According to Brian Barnes, an associate professor at the University of South Florida who worked on a report released Monday by the University of South Florida’s Optical Oceanography Laboratory, the amount — 38 million metric tons — is the largest amount of algae observed in the Caribbean Sea, the western and eastern Atlantic Ocean, and the Gulf of Mexico since the Great Atlantic Sargassum Belt was first studied in 2011.
The previous record was set in June 2022 and was about 22 million metric tons.
“The peaks seem to be getting bigger and bigger every year,” he said. But scientists do not yet know why. “That’s the million-dollar question,” he said. “I don’t have a completely satisfactory answer.”
There are three different species of Sargassum algae in the Caribbean and surrounding areas, which reproduce asexually and remain afloat thanks to tiny air sacs.
They thrive differently depending on sunlight, nutrients and water temperature — factors that scientists are currently studying, Barnes said.

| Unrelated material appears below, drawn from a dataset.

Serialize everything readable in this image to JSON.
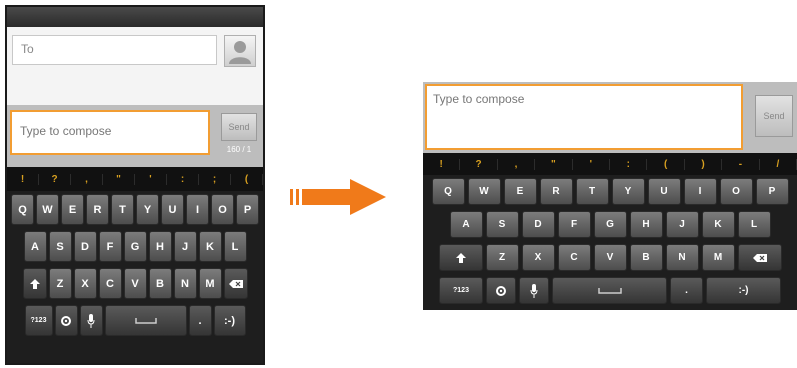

Experts also said agricultural runoff, warming waters and changes in wind, currents and rainfall could be contributing factors.
While large clusters of algae in the open ocean are, according to Barnes, a “healthy and happy ecosystem” for various organisms, from tiny shrimp to endangered sea turtles, sargassum near or on the shore can cause serious damage.
It can block the sunlight needed for coral reefs to survive, and if the algae sinks to the bottom, it can smother reefs and sea grass. Once the algae reaches the shore, the organisms living in it die or become prey to birds, according to Barnes.
Huge piles of smelly algae are also a headache for the Caribbean, where tourism often brings in big money for small islands.
In the popular tourist spot of Punta Cana in the Dominican Republic, authorities have invested in barriers to prevent sargassum from reaching the shore, he said. In the Dutch Caribbean territory of Saint Martin, crews with excavators were dispatched in late May as part of an emergency clean-up after residents complained of strong odours of ammonia and hydrogen sulphide, which can affect the respiratory system.
Meanwhile, in the French Caribbean, authorities plan to use barges for storage and a modernised special vessel that can collect several tonnes of seaweed per day.
In 2018-2019, the amount of Sargassum algae on the beaches of the Caribbean coast of Mexico reached record levels. This forced the Mexican government to take emergency measures and allocate significant funds. The navy was deployed to combat the algae, and “sargassum boats” were purchased to collect the algae at sea before it reached the shore. Municipalities and hotels began installing anti-algae barriers, and the number of workers cleaning the algae from beaches was significantly increased.
Although the exact causes of the abnormal growth of algae in the Atlantic Ocean are still unknown, it is most often associated with the pollution of seawater with organic matter and mineral fertilisers, as well as with the rise in the surface temperature of the world’s oceans.